Aaron Manby (1776–1850)

Aaron Manby was a British ironmaster and engineer who introduced the manufacture of steam-engines to France. He was responsible for developments in engines, iron ships, iron structures and gas lighting.

Manby’s father was a wealthy ironmonger and slave-owner in Jamaica with a transatlantic business but Manby was born in the English midlands where his mother’s family lived. His father died soon afterwards. As a young man he was employed in a bank in the south of England.

By 1812 he was the managing partner of the Horseley Iron and Coal Company at Tipton, near Birmingham. He may have gained capital from his mother and knowledge of the iron industry from his father’s family. The Horseley company was already about 40 years old and integrated mining, iron smelting and iron manufacture. Manby expanded it and developed an engineering works. It became well-known for making iron bridges and canal aqueducts for the engineer Thomas Telford. Manby became an early member of the Institution of Civil Engineers. He took out a patent for the established practice of casting slag into building blocks for construction.

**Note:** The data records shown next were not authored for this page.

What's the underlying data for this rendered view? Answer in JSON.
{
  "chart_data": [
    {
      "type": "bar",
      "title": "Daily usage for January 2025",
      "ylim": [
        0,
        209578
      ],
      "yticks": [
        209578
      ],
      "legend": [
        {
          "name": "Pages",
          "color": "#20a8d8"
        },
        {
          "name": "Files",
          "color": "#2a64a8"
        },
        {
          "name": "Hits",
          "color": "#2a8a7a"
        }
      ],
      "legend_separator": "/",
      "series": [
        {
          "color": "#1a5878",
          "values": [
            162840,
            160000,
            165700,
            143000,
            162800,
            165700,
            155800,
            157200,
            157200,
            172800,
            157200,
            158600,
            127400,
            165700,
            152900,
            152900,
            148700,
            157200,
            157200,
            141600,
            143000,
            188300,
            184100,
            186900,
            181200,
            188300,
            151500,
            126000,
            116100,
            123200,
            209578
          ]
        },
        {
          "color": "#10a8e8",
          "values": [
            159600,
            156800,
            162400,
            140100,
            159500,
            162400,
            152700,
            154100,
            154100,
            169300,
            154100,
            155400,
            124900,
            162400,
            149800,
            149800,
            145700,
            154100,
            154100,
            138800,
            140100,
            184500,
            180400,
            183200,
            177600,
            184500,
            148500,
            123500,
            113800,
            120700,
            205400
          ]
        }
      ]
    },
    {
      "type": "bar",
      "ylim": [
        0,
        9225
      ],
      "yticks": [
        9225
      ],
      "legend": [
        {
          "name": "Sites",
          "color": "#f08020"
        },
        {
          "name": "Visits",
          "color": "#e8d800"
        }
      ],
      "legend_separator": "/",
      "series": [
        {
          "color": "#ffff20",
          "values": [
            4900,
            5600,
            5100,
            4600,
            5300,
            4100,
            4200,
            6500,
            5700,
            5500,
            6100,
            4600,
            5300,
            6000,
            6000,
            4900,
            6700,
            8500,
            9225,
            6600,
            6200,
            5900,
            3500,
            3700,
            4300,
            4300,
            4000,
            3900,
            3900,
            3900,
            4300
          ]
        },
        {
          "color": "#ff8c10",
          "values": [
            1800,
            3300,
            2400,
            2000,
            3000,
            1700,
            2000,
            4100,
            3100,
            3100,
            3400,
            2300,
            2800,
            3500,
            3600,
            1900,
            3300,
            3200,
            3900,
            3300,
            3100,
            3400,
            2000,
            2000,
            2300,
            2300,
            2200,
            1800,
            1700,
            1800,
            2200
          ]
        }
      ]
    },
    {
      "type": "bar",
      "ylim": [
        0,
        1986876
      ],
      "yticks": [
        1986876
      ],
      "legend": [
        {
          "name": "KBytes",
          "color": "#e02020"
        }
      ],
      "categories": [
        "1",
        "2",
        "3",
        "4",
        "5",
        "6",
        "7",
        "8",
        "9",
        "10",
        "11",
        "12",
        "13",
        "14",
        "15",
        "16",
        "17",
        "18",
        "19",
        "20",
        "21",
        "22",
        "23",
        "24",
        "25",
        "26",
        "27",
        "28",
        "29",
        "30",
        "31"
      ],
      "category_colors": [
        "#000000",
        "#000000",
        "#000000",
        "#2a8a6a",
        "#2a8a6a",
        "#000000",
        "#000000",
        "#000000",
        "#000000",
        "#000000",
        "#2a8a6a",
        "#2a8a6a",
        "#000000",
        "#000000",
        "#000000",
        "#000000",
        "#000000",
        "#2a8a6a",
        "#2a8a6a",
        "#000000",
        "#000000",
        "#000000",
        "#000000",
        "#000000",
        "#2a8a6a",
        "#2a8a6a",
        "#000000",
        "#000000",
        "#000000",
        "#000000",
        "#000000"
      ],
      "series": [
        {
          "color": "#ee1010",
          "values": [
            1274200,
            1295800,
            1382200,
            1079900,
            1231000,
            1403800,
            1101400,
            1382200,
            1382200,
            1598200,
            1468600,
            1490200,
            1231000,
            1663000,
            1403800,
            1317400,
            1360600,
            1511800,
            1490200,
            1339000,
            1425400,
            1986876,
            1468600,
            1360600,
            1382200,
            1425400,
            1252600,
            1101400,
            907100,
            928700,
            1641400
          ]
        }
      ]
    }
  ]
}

The most important of Manby’s innovations at the Horseley works were concerned with the iron steamship. In 1821 the company built a 36-m long iron paddle-steamer named The Aaron Manby. This was the first iron steamship and the first iron vessel to go to sea. The design was developed by Charles Napier with Manby and his son Charles. It was built at Tipton, taken apart and carried by canal to London to be rebuilt and launched. In 1822 it crossed the English Channel and went up the River Seine to Paris. Among the ship’s innovations were its steam engines, which were of the oscillating type in which a pair of cylinders drove cranks directly. Their compact form was ideal for ships. The principle had been suggested by William Murdoch in 1785 but Manby was the first to patent it and produce oscillating engines commercially. The company made them for both iron and wooden steamships.

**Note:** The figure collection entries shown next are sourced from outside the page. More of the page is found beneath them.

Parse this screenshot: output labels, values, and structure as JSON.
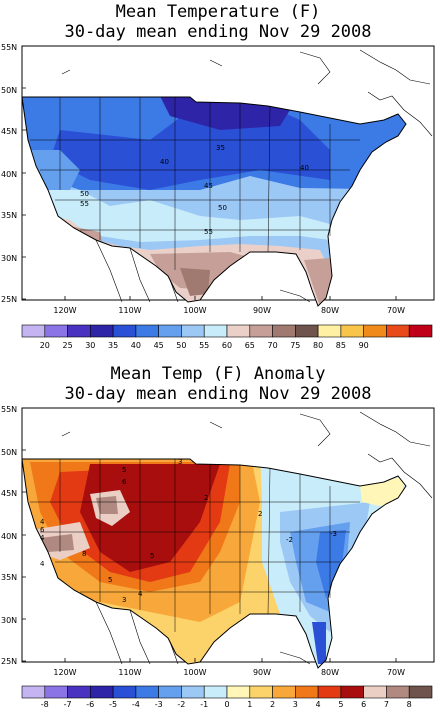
{
  "map1": {
    "title_line1": "Mean Temperature (F)",
    "title_line2": "30-day mean ending Nov 29 2008",
    "lat_labels": [
      "55N",
      "50N",
      "45N",
      "40N",
      "35N",
      "30N",
      "25N"
    ],
    "lon_labels": [
      "120W",
      "110W",
      "100W",
      "90W",
      "80W",
      "70W"
    ],
    "contour_labels": [
      {
        "text": "35"
      },
      {
        "text": "40"
      },
      {
        "text": "40"
      },
      {
        "text": "45"
      },
      {
        "text": "50"
      },
      {
        "text": "50"
      },
      {
        "text": "55"
      },
      {
        "text": "55"
      }
    ],
    "legend": {
      "values": [
        "20",
        "25",
        "30",
        "35",
        "40",
        "45",
        "50",
        "55",
        "60",
        "65",
        "70",
        "75",
        "80",
        "85",
        "90"
      ],
      "colors": [
        "#c4b4f2",
        "#8a74e6",
        "#4a32c0",
        "#2e24a8",
        "#2a50d6",
        "#3c7ae6",
        "#64a0ee",
        "#9cc8f6",
        "#c8ecfa",
        "#ead0c8",
        "#c6a098",
        "#a07a70",
        "#6e544c",
        "#fff0a4",
        "#f8c44a",
        "#f08a1a",
        "#e84a1a",
        "#c00018"
      ]
    }
  },
  "map2": {
    "title_line1": "Mean Temp (F) Anomaly",
    "title_line2": "30-day mean ending Nov 29 2008",
    "lat_labels": [
      "55N",
      "50N",
      "45N",
      "40N",
      "35N",
      "30N",
      "25N"
    ],
    "lon_labels": [
      "120W",
      "110W",
      "100W",
      "90W",
      "80W",
      "70W"
    ],
    "contour_labels": [
      {
        "text": "3"
      },
      {
        "text": "5"
      },
      {
        "text": "6"
      },
      {
        "text": "2"
      },
      {
        "text": "4"
      },
      {
        "text": "6"
      },
      {
        "text": "4"
      },
      {
        "text": "8"
      },
      {
        "text": "4"
      },
      {
        "text": "5"
      },
      {
        "text": "5"
      },
      {
        "text": "3"
      },
      {
        "text": "4"
      },
      {
        "text": "2"
      },
      {
        "text": "-2"
      },
      {
        "text": "-3"
      }
    ],
    "legend": {
      "values": [
        "-8",
        "-7",
        "-6",
        "-5",
        "-4",
        "-3",
        "-2",
        "-1",
        "0",
        "1",
        "2",
        "3",
        "4",
        "5",
        "6",
        "7",
        "8"
      ],
      "colors": [
        "#c4b4f2",
        "#8a74e6",
        "#4a32c0",
        "#2e24a8",
        "#2a50d6",
        "#3c7ae6",
        "#64a0ee",
        "#9cc8f6",
        "#c8ecfa",
        "#fff6b8",
        "#fcd26a",
        "#f8a83a",
        "#f07818",
        "#e43a14",
        "#a80e0e",
        "#eccfc4",
        "#b08a80",
        "#6e544c"
      ]
    }
  }
}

Manby also turned his attention from around 1819 to industrial opportunities in France. In 1822 he opened an engineering works at Charenton near Paris. By 1825 it employed 500 people. It made France independent in the manufacture of steam engines. With his works manager Daniel Wilson, Manby took out a patent in France for making gas and storing it in portable tanks. They created a company to provide the first public gas lighting in Paris. In 1826 Manby and Wilson took over the historic iron furnaces at Le Creusot and redeveloped them along with their Paris operation under the title Société Anonyme des Mines, Forges et Fonderies du Creusot et de Charenton.

The French company went bankrupt in the financial crisis of 1833. In around 1840 Manby returned to England. He sold the Horseley ironworks a few years later. His eldest son Charles continued as a highly regarded civil engineer in France and Britain. Three other sons were also civil engineers.